Travail et santé mentale

Cinq des dix principales causes d’invalidité dans le monde sont liées à des problèmes de santé mentale (dépression aiguë, schizophrénie, trouble bipolaire, abus d’alcool et troubles obsessionnels compulsifs). Ces troubles, combinés au stress et à l’angoisse, peuvent avoir un impact très fort sur la population au travail, et les employeurs, les syndicats et les gouvernements se doivent de les traiter.

Les incidences des troubles mentaux sur le travail peuvent se faire sentir non seulement sur les individus eux-mêmes, mais aussi sur la productivité de l’entreprise, puisqu’elles ont des retombées sur la production des travailleurs, le taux d’absentéisme, le nombre de jours de congés de maladie et le nombre d’accidents.

Il est donc nécessaire que les employeurs assurent à leurs travailleurs un environnement sain et qu’ils les informent sur les questions de santé mentale, en leur donnant les outils dont ils ont besoin pour reconnaître et identifier ce type de pathologie ainsi que les services auxquels s’adresser si nécessaire.

Le stress sur le lieu de travail aujourd’hui

Le stress est la réponse physiologique de l’organisme confronté à une situation perçue comme menaçante ou trop exigeante. Lorsque cette réponse naturelle devient excessive, la tension s’accumule, ce qui a un impact direct sur l’organisme et aboutit à des maladies physiques ou psychologiques telles que l’angoisse, la dépression, les maladies cardiaques, les troubles gastro-intestinaux ou musculo-squelettiques, etc.

Depuis quelques années, les changements technologiques, organisationnels et de communication qui ont été provoqués par la mondialisation économique ont un impact profond sur l’environnement de travail et sur l’emploi en général.

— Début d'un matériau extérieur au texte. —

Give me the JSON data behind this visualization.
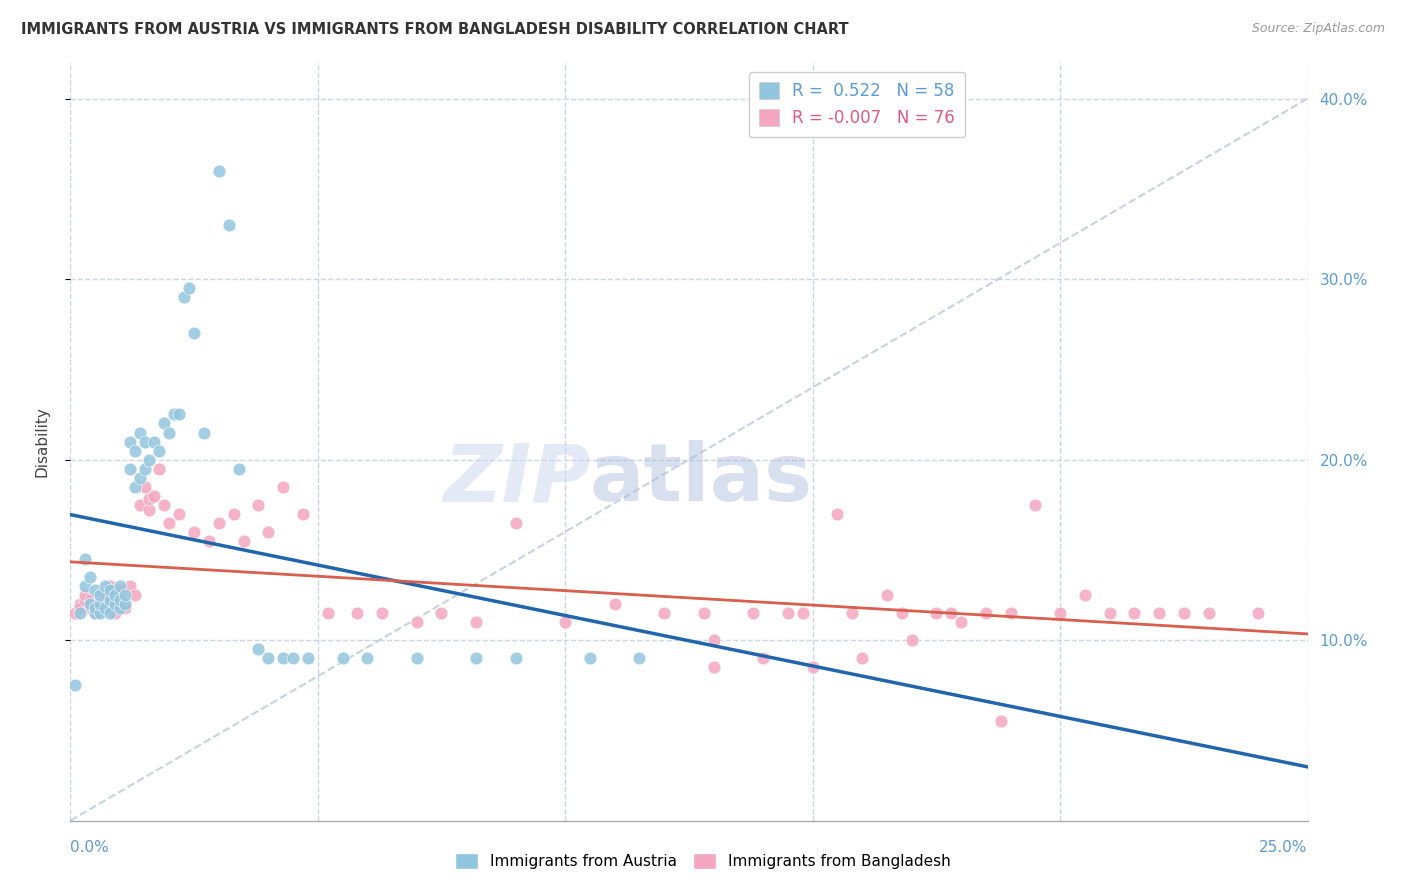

Les travailleurs et les travailleuses du monde entier ont dû s’adapter à de nouveaux types d’organisation et de procédures de travail, à de nouveaux modèles de travail (réduction des effectifs, sous-traitance, flexibilité et mobilité), à des charges de travail accrues et à des emplois plus précaires.

Le poids de ces changements sur la santé mentale des travailleurs est tel que, selon l’OIT, pas moins de un travailleur sur dix souffre de dépression, d’angoisse, de stress ou de burn-out, ce qui aboutit dans certains cas au chômage et à l’hospitalisation.

Comme dans d’autres domaines, les femmes sont le groupe le plus vulnérable parce qu’elles sont déjà exposées à des facteurs de stress spécifiques en raison du travail qu’elles effectuent, de leur position dans la hiérarchie de l’organisation, de la discrimination, des abus sexuels et de la violence dont elles sont victimes. Cela est aggravé par le double, voire le triple fardeau qu’elles doivent assumer (au ménage, au travail et en tant que personnes soignant leurs familles et leurs parents).

Facteurs de stress et facteurs de risque sur le lieu de travail

Les sources du stress lié au travail affectent les hommes comme les femmes. Cependant, ces dernières sont exposées de façon disproportionnée aux facteurs de stress en raison de la division du travail, des responsabilités au sein du ménage, de l’absence d’occasions de développement professionnel, de la discrimination, des abus sexuels et des mauvais traitements sur le lieu de travail.

Voici quelques-unes des sources du stress lié au travail :

  • Cadence de travail élevée.
  • Respect de délais serrés.
  • Tâches brèves et répétitives.
  • Travail monotone.
  • Absence de contrôle sur les tâches.
  • Absence de contrôle sur les méthodes de travail.
  • Faible soutien de la part des collègues.
  • Faible soutien de la part des supérieurs.
  • Longues heures de travail.
  • Travail posté.
  • Harcèlement et discrimination.
  • Intimidation, violence.
  • Insécurité de l’emploi.
  • Faible salaire.
  • Absence de perspectives de promotion.
  • Travail de faible valeur sociale.

Nécessité de la prévention

Les employeurs et les représentants des travailleurs doivent se charger de prévenir l’apparition des problèmes mentaux chez les travailleurs. Ils doivent également fournir les moyens d’aider les personnes souffrant de troubles mentaux à retrouver un travail.

Pour y parvenir, il est nécessaire :

  • De reconnaître la santé mentale comme un domaine intéressant les employeurs, qui sont appelés à élaborer des politiques et des guides d’action sur ce sujet.
  • De mettre en œuvre des politiques qui éliminent les environnements de travail malsains, la discrimination et les sévices sur le lieu de travail, ainsi que d’adopter des politiques d’intégration sur le marché du travail pour les personnes handicapées, en particulier celles qui souffrent de troubles mentaux .
  • De mettre en œuvre des programmes de prévention, de traitement et de réadaptation.